We then have 2 round-robin DNS A-records for the px.vc.example.com pool hostname that resolves px.vc.example.com to the IP addresses of our 2 Conferencing Nodes (198.51.100.40 and 198.51.100.41).
Even if you only intend initially to use a single Conferencing Node to receive incoming SfB/Lync calls, this pool-based approach allows you to easily add more nodes in the future. (In your actual deployment, the hostnames (including the pool hostname) and host IP addresses should be changed to use the real hostnames and IP addresses of your Conferencing Nodes.)
Note that these A-records specified for the px.vc.example.com pool are required in addition to the "standard" A-records that will exist for each Conferencing Node based on their individual hostnames and resolve to the same IP addresses,
The domain name used in the _sipfederationtls._tcp.<domain> SRV record has to match the domain in the corresponding A-record. This is required due to the trust model for SfB/Lync federation. For example:
- An SRV record such as _sipfederationtls._tcp.vc.example.com must have a corresponding A-record with the same domain, such as px.vc.example.com.

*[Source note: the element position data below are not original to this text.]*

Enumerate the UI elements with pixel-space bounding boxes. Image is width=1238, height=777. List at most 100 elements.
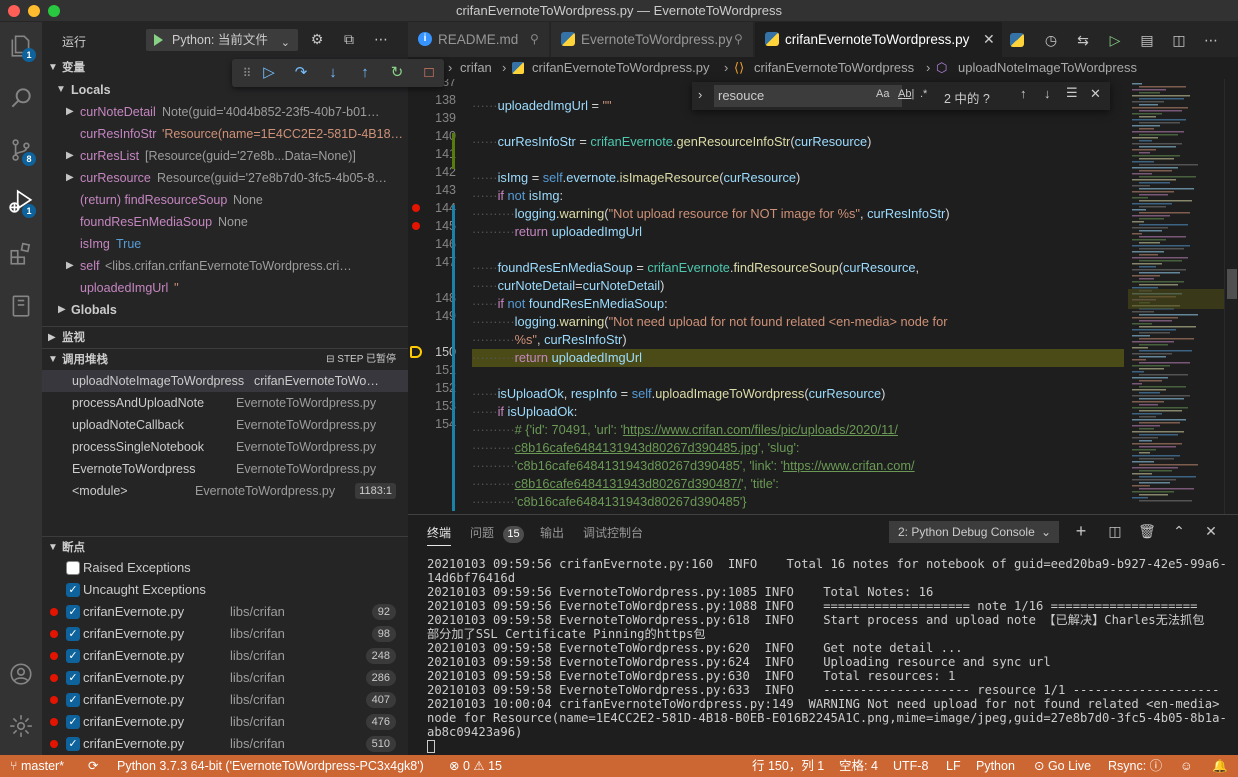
variable-row[interactable]: ▶ curNoteDetail Note(guid='40d4b852-23f5-4… bbox=[42, 101, 408, 123]
terminal-select[interactable]: 2: Python Debug Console ⌄ bbox=[889, 521, 1059, 543]
close-tab-icon[interactable]: ✕ bbox=[983, 22, 995, 57]
restart-icon[interactable]: ↻ bbox=[388, 64, 406, 82]
callstack-frame[interactable]: processSingleNotebook EvernoteToWordpress… bbox=[42, 436, 408, 458]
remote-explorer-icon[interactable] bbox=[5, 290, 37, 322]
gear-icon[interactable]: ⚙ bbox=[308, 30, 326, 48]
arrow-down-icon[interactable]: ↓ bbox=[1044, 86, 1051, 101]
step-over-icon[interactable]: ↷ bbox=[292, 64, 310, 82]
start-debug-icon[interactable] bbox=[154, 34, 163, 46]
language-mode[interactable]: Python bbox=[976, 755, 1015, 777]
breakpoint-dot-icon[interactable] bbox=[412, 222, 420, 230]
cursor-position[interactable]: 行 150，列 1 bbox=[752, 755, 824, 777]
breakpoint-dot-icon[interactable] bbox=[412, 204, 420, 212]
preview-icon[interactable]: ▤ bbox=[1138, 31, 1156, 49]
breakpoint-row[interactable]: ✓ crifanEvernote.py libs/crifan 407 bbox=[42, 689, 408, 711]
exception-breakpoint[interactable]: ✓ Uncaught Exceptions bbox=[42, 579, 408, 601]
split-editor-icon[interactable]: ◫ bbox=[1170, 31, 1188, 49]
match-word-toggle[interactable]: Ab| bbox=[898, 88, 914, 100]
search-icon[interactable] bbox=[5, 82, 37, 114]
rsync-indicator[interactable]: Rsync: ⓘ bbox=[1108, 755, 1162, 777]
callstack-frame[interactable]: uploadNoteCallback EvernoteToWordpress.py bbox=[42, 414, 408, 436]
chevron-right-icon[interactable]: ▶ bbox=[66, 145, 74, 167]
callstack-frame[interactable]: EvernoteToWordpress EvernoteToWordpress.p… bbox=[42, 458, 408, 480]
close-window-button[interactable] bbox=[8, 5, 20, 17]
tab-debug-console[interactable]: 调试控制台 bbox=[583, 524, 643, 546]
variable-row[interactable]: foundResEnMediaSoup None bbox=[42, 211, 408, 233]
find-in-selection-icon[interactable]: ☰ bbox=[1066, 85, 1078, 101]
code-editor[interactable]: 137 138 139 140 141 142 143 144 145 146 147 148 149 1… bbox=[408, 79, 1238, 514]
checkbox[interactable] bbox=[66, 561, 80, 575]
launch-config-select[interactable]: Python: 当前文件 ⌄ bbox=[146, 29, 298, 51]
breadcrumb-folder[interactable]: crifan bbox=[460, 57, 492, 79]
breadcrumb-file[interactable]: crifanEvernoteToWordpress.py bbox=[532, 57, 710, 79]
problems-indicator[interactable]: ⊗ 0 ⚠ 15 bbox=[449, 755, 502, 777]
extensions-icon[interactable] bbox=[5, 238, 37, 270]
match-case-toggle[interactable]: Aa bbox=[876, 88, 889, 100]
stop-icon[interactable]: □ bbox=[420, 64, 438, 82]
chevron-right-icon[interactable]: ▶ bbox=[66, 101, 74, 123]
account-icon[interactable] bbox=[5, 658, 37, 690]
breakpoint-row[interactable]: ✓ crifanEvernote.py libs/crifan 98 bbox=[42, 623, 408, 645]
tab-readme[interactable]: i README.md ⚲ bbox=[408, 22, 550, 57]
scrollbar-thumb[interactable] bbox=[1227, 269, 1237, 299]
editor-scrollbar[interactable] bbox=[1224, 79, 1238, 514]
checkbox[interactable]: ✓ bbox=[66, 715, 80, 729]
checkbox[interactable]: ✓ bbox=[66, 583, 80, 597]
tab-problems[interactable]: 问题 15 bbox=[470, 524, 524, 546]
callstack-frame[interactable]: uploadNoteImageToWordpress crifanEvernote… bbox=[42, 370, 408, 392]
run-debug-icon[interactable]: 1 bbox=[5, 186, 37, 218]
chevron-right-icon[interactable]: ▶ bbox=[66, 167, 74, 189]
pin-icon[interactable]: ⚲ bbox=[530, 22, 539, 57]
tab-output[interactable]: 输出 bbox=[540, 524, 564, 546]
tab-evernotetowordpress[interactable]: EvernoteToWordpress.py ⚲ bbox=[551, 22, 754, 57]
go-live-button[interactable]: ⊙ Go Live bbox=[1034, 755, 1091, 777]
encoding[interactable]: UTF-8 bbox=[893, 755, 928, 777]
variable-row[interactable]: ▶ curResList [Resource(guid='27e8b...Data=… bbox=[42, 145, 408, 167]
callstack-frame[interactable]: processAndUploadNote EvernoteToWordpress.… bbox=[42, 392, 408, 414]
breadcrumb-method[interactable]: uploadNoteImageToWordpress bbox=[958, 57, 1137, 79]
breakpoint-row[interactable]: ✓ crifanEvernote.py libs/crifan 510 bbox=[42, 733, 408, 755]
split-terminal-icon[interactable]: ◫ bbox=[1106, 522, 1124, 540]
callstack-section-header[interactable]: ▼ 调用堆栈 ⊟ STEP 已暂停 bbox=[42, 348, 408, 370]
python-interpreter[interactable]: Python 3.7.3 64-bit ('EvernoteToWordpres… bbox=[117, 755, 424, 777]
timeline-icon[interactable]: ◷ bbox=[1042, 31, 1060, 49]
arrow-up-icon[interactable]: ↑ bbox=[1020, 86, 1027, 101]
breakpoints-section-header[interactable]: ▼ 断点 bbox=[42, 536, 408, 558]
run-file-icon[interactable]: ▷ bbox=[1106, 31, 1124, 49]
new-terminal-icon[interactable]: + bbox=[1072, 522, 1090, 540]
sync-icon[interactable]: ⟳ bbox=[88, 755, 98, 777]
checkbox[interactable]: ✓ bbox=[66, 649, 80, 663]
close-panel-icon[interactable]: ✕ bbox=[1202, 522, 1220, 540]
trash-icon[interactable]: 🗑 bbox=[1138, 522, 1156, 540]
scope-globals[interactable]: ▶ Globals bbox=[42, 299, 408, 321]
pin-icon[interactable]: ⚲ bbox=[734, 22, 743, 57]
breakpoint-row[interactable]: ✓ crifanEvernote.py libs/crifan 476 bbox=[42, 711, 408, 733]
step-out-icon[interactable]: ↑ bbox=[356, 64, 374, 82]
variable-row[interactable]: ▶ self <libs.crifan.crifanEvernoteToWordpr… bbox=[42, 255, 408, 277]
tab-terminal[interactable]: 终端 bbox=[427, 524, 452, 546]
open-changes-icon[interactable]: ⇆ bbox=[1074, 31, 1092, 49]
indentation[interactable]: 空格: 4 bbox=[839, 755, 878, 777]
tab-crifanevernotetowordpress[interactable]: crifanEvernoteToWordpress.py ✕ bbox=[755, 22, 1003, 57]
breakpoint-row[interactable]: ✓ crifanEvernote.py libs/crifan 248 bbox=[42, 645, 408, 667]
close-icon[interactable]: ✕ bbox=[1090, 86, 1101, 102]
variable-row[interactable]: isImg True bbox=[42, 233, 408, 255]
exception-breakpoint[interactable]: Raised Exceptions bbox=[42, 557, 408, 579]
end-of-line[interactable]: LF bbox=[946, 755, 961, 777]
maximize-panel-icon[interactable]: ⌃ bbox=[1170, 522, 1188, 540]
breakpoint-row[interactable]: ✓ crifanEvernote.py libs/crifan 286 bbox=[42, 667, 408, 689]
minimap[interactable] bbox=[1128, 79, 1224, 514]
python-run-icon[interactable] bbox=[1010, 33, 1024, 47]
variable-row[interactable]: ▶ curResource Resource(guid='27e8b7d0-3fc5… bbox=[42, 167, 408, 189]
branch-indicator[interactable]: ⑂ master* bbox=[10, 755, 64, 777]
source-control-icon[interactable]: 8 bbox=[5, 134, 37, 166]
regex-toggle[interactable]: .* bbox=[920, 88, 927, 100]
variable-row[interactable]: (return) findResourceSoup None bbox=[42, 189, 408, 211]
debug-console-icon[interactable]: ⧉ bbox=[340, 30, 358, 48]
toggle-replace-icon[interactable]: › bbox=[698, 87, 702, 102]
maximize-window-button[interactable] bbox=[48, 5, 60, 17]
more-actions-icon[interactable]: ⋯ bbox=[372, 30, 390, 48]
continue-icon[interactable]: ▷ bbox=[260, 64, 278, 82]
notifications-bell-icon[interactable]: 🔔 bbox=[1212, 755, 1228, 777]
manage-gear-icon[interactable] bbox=[5, 710, 37, 742]
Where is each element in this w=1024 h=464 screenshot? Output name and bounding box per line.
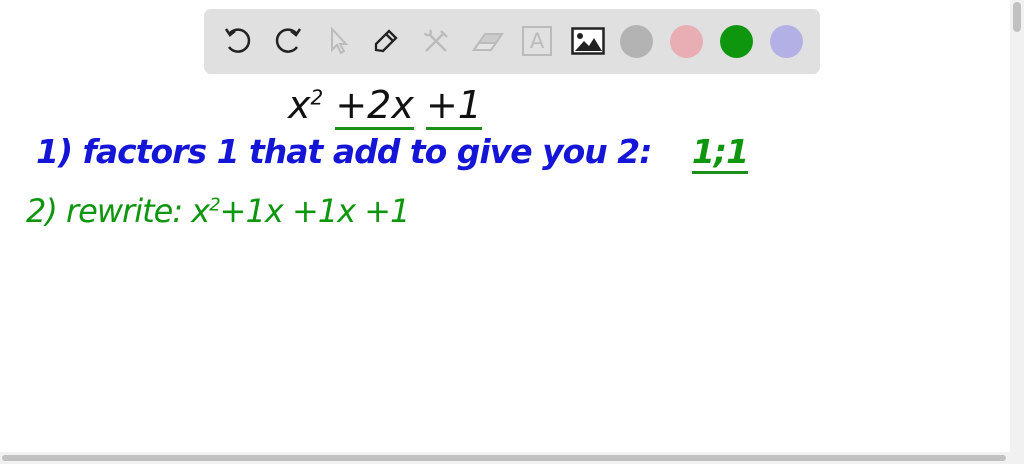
tools-button[interactable] [418,23,454,59]
expression: x2 +2x +1 [288,83,482,130]
tools-icon [423,29,448,52]
step1-label: 1) factors 1 that add to give you 2: [36,132,652,171]
step1-answer: 1;1 [691,132,749,174]
horizontal-scrollbar[interactable] [0,452,1024,464]
toolbar: A [204,9,820,74]
redo-icon [275,28,302,53]
eraser-button[interactable] [470,23,506,59]
redo-button[interactable] [270,23,306,59]
expression-base: x [288,83,311,127]
color-pink-swatch[interactable] [670,25,703,58]
step2-label: 2) rewrite: [26,192,183,230]
text-icon: A [522,26,552,56]
expression-term-2x: +2x [335,83,414,130]
undo-button[interactable] [220,23,256,59]
pen-button[interactable] [368,23,404,59]
color-green-swatch[interactable] [720,25,753,58]
step2-rest: +1x +1x +1 [219,192,411,230]
vertical-scroll-thumb[interactable] [1013,2,1021,32]
vertical-scrollbar[interactable] [1010,0,1024,452]
step2-exponent: 2 [209,194,220,216]
horizontal-scroll-thumb[interactable] [2,455,1006,461]
color-lavender-swatch[interactable] [770,25,803,58]
select-icon [331,26,349,55]
step1: 1) factors 1 that add to give you 2: 1;1 [36,132,749,174]
select-button[interactable] [320,23,356,59]
image-button[interactable] [570,23,606,59]
undo-icon [224,28,251,53]
canvas[interactable]: x2 +2x +1 1) factors 1 that add to give … [0,80,1010,452]
step2-base: x [191,192,210,230]
color-gray-swatch[interactable] [620,25,653,58]
pen-icon [374,29,398,53]
expression-exponent: 2 [310,85,324,110]
eraser-icon [472,33,504,51]
expression-term-1: +1 [425,83,482,130]
step2: 2) rewrite: x2+1x +1x +1 [26,192,411,230]
text-button[interactable]: A [519,23,555,59]
image-icon [571,27,605,55]
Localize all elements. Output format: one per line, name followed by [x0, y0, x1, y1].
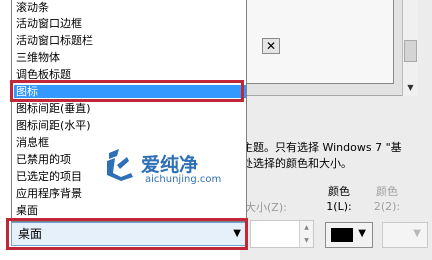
- size-label: 大小(Z):: [245, 201, 287, 214]
- color1-picker-button[interactable]: ▼: [325, 222, 373, 248]
- watermark-url: aichunjing.com: [145, 174, 222, 185]
- list-item[interactable]: 桌面: [14, 204, 246, 217]
- item-dropdown-list[interactable]: 滚动条 活动窗口边框 活动窗口标题栏 三维物体 调色板标题 图标 图标间距(垂直…: [11, 0, 247, 222]
- preview-scrollbar: ▼: [402, 0, 418, 96]
- chevron-down-icon: ▼: [413, 228, 421, 239]
- watermark-text: 爱纯净: [141, 154, 199, 176]
- scroll-down-arrow-icon: ▼: [407, 83, 414, 92]
- list-item[interactable]: 图标间距(垂直): [14, 102, 246, 115]
- watermark: 爱纯净 aichunjing.com: [103, 147, 233, 187]
- list-item[interactable]: 应用程序背景: [14, 187, 246, 200]
- watermark-logo-icon: [107, 149, 133, 181]
- chevron-down-icon: ▼: [358, 228, 366, 239]
- list-item[interactable]: 滚动条: [14, 1, 246, 14]
- size-spinner[interactable]: ▲ ▼: [250, 220, 314, 248]
- preview-close-icon: ✕: [262, 38, 280, 54]
- description-text: 主题。只有选择 Windows 7 "基 处选择的颜色和大小。: [242, 141, 402, 170]
- color2-label: 颜色 2(2):: [373, 185, 401, 213]
- list-item[interactable]: 活动窗口边框: [14, 17, 246, 30]
- scrollbar-thumb: [404, 40, 417, 62]
- color2-picker-button[interactable]: ▼: [382, 222, 428, 248]
- selected-item-highlight-box: [10, 80, 244, 102]
- list-item[interactable]: 活动窗口标题栏: [14, 34, 246, 47]
- combobox-highlight-box: [6, 218, 248, 250]
- color1-swatch: [331, 228, 353, 242]
- list-item[interactable]: 图标间距(水平): [14, 119, 246, 132]
- color1-label: 颜色 1(L):: [326, 185, 352, 213]
- list-item[interactable]: 三维物体: [14, 51, 246, 64]
- spinner-arrows-icon[interactable]: ▲ ▼: [299, 221, 313, 247]
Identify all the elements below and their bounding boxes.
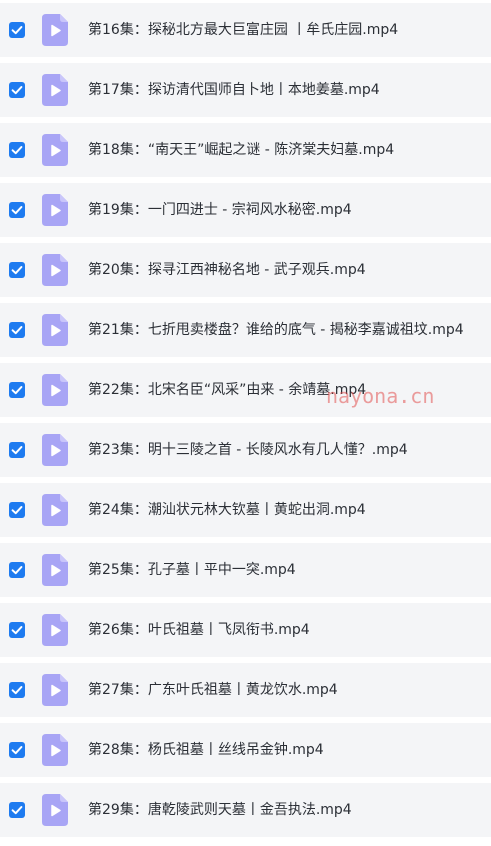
file-checkbox[interactable]	[9, 562, 25, 578]
file-name: 第18集：“南天王”崛起之谜 - 陈济棠夫妇墓.mp4	[88, 142, 395, 158]
checkmark-icon	[11, 686, 23, 695]
checkmark-icon	[11, 386, 23, 395]
file-row[interactable]: 第16集：探秘北方最大巨富庄园 丨牟氏庄园.mp4	[0, 3, 491, 57]
file-checkbox[interactable]	[9, 262, 25, 278]
checkmark-icon	[11, 146, 23, 155]
file-checkbox[interactable]	[9, 442, 25, 458]
checkmark-icon	[11, 806, 23, 815]
file-name: 第22集：北宋名臣“风采”由来 - 余靖墓.mp4	[88, 382, 367, 398]
video-file-icon	[42, 374, 68, 406]
file-name: 第27集：广东叶氏祖墓丨黄龙饮水.mp4	[88, 682, 338, 698]
file-row[interactable]: 第29集：唐乾陵武则天墓丨金吾执法.mp4	[0, 783, 491, 837]
file-row[interactable]: 第22集：北宋名臣“风采”由来 - 余靖墓.mp4	[0, 363, 491, 417]
file-row[interactable]: 第17集：探访清代国师自卜地丨本地姜墓.mp4	[0, 63, 491, 117]
checkmark-icon	[11, 446, 23, 455]
file-checkbox[interactable]	[9, 82, 25, 98]
file-row[interactable]: 第21集：七折甩卖楼盘？谁给的底气 - 揭秘李嘉诚祖坟.mp4	[0, 303, 491, 357]
file-row[interactable]: 第23集：明十三陵之首 - 长陵风水有几人懂？.mp4	[0, 423, 491, 477]
file-row[interactable]: 第27集：广东叶氏祖墓丨黄龙饮水.mp4	[0, 663, 491, 717]
file-name: 第24集：潮汕状元林大钦墓丨黄蛇出洞.mp4	[88, 502, 366, 518]
video-file-icon	[42, 134, 68, 166]
file-name: 第17集：探访清代国师自卜地丨本地姜墓.mp4	[88, 82, 380, 98]
video-file-icon	[42, 734, 68, 766]
file-name: 第26集：叶氏祖墓丨飞凤衔书.mp4	[88, 622, 310, 638]
file-name: 第21集：七折甩卖楼盘？谁给的底气 - 揭秘李嘉诚祖坟.mp4	[88, 322, 464, 338]
file-checkbox[interactable]	[9, 742, 25, 758]
checkmark-icon	[11, 206, 23, 215]
file-checkbox[interactable]	[9, 622, 25, 638]
checkmark-icon	[11, 566, 23, 575]
file-name: 第19集：一门四进士 - 宗祠风水秘密.mp4	[88, 202, 352, 218]
file-checkbox[interactable]	[9, 22, 25, 38]
file-name: 第16集：探秘北方最大巨富庄园 丨牟氏庄园.mp4	[88, 22, 399, 38]
video-file-icon	[42, 554, 68, 586]
file-row[interactable]: 第19集：一门四进士 - 宗祠风水秘密.mp4	[0, 183, 491, 237]
file-name: 第28集：杨氏祖墓丨丝线吊金钟.mp4	[88, 742, 324, 758]
file-checkbox[interactable]	[9, 322, 25, 338]
file-checkbox[interactable]	[9, 682, 25, 698]
checkmark-icon	[11, 506, 23, 515]
file-checkbox[interactable]	[9, 202, 25, 218]
file-name: 第29集：唐乾陵武则天墓丨金吾执法.mp4	[88, 802, 352, 818]
file-name: 第20集：探寻江西神秘名地 - 武子观兵.mp4	[88, 262, 366, 278]
file-row[interactable]: 第26集：叶氏祖墓丨飞凤衔书.mp4	[0, 603, 491, 657]
file-checkbox[interactable]	[9, 142, 25, 158]
file-row[interactable]: 第18集：“南天王”崛起之谜 - 陈济棠夫妇墓.mp4	[0, 123, 491, 177]
file-name: 第23集：明十三陵之首 - 长陵风水有几人懂？.mp4	[88, 442, 408, 458]
file-row[interactable]: 第28集：杨氏祖墓丨丝线吊金钟.mp4	[0, 723, 491, 777]
video-file-icon	[42, 254, 68, 286]
file-row[interactable]: 第25集：孔子墓丨平中一突.mp4	[0, 543, 491, 597]
checkmark-icon	[11, 266, 23, 275]
file-checkbox[interactable]	[9, 802, 25, 818]
checkmark-icon	[11, 326, 23, 335]
checkmark-icon	[11, 626, 23, 635]
video-file-icon	[42, 614, 68, 646]
checkmark-icon	[11, 26, 23, 35]
video-file-icon	[42, 74, 68, 106]
video-file-icon	[42, 14, 68, 46]
video-file-icon	[42, 314, 68, 346]
file-list: 第16集：探秘北方最大巨富庄园 丨牟氏庄园.mp4 第17集：探访清代国师自卜地丨…	[0, 0, 491, 846]
file-name: 第25集：孔子墓丨平中一突.mp4	[88, 562, 296, 578]
checkmark-icon	[11, 86, 23, 95]
file-checkbox[interactable]	[9, 382, 25, 398]
checkmark-icon	[11, 746, 23, 755]
video-file-icon	[42, 674, 68, 706]
video-file-icon	[42, 494, 68, 526]
file-checkbox[interactable]	[9, 502, 25, 518]
video-file-icon	[42, 434, 68, 466]
video-file-icon	[42, 794, 68, 826]
video-file-icon	[42, 194, 68, 226]
file-row[interactable]: 第20集：探寻江西神秘名地 - 武子观兵.mp4	[0, 243, 491, 297]
file-row[interactable]: 第24集：潮汕状元林大钦墓丨黄蛇出洞.mp4	[0, 483, 491, 537]
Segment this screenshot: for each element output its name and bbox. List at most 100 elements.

- You cannot, for example, configure the _sipfederationtls._tcp.vc.example.com SRV record to point to px.video.example.com or px01.otherdomain.com.
For more information, see Pexip Infinity configuration for public DMZ / hybrid deployments with remote Skype for Business environments and Certificate and DNS examples for public DMZ / hybrid integrations with Skype for Business.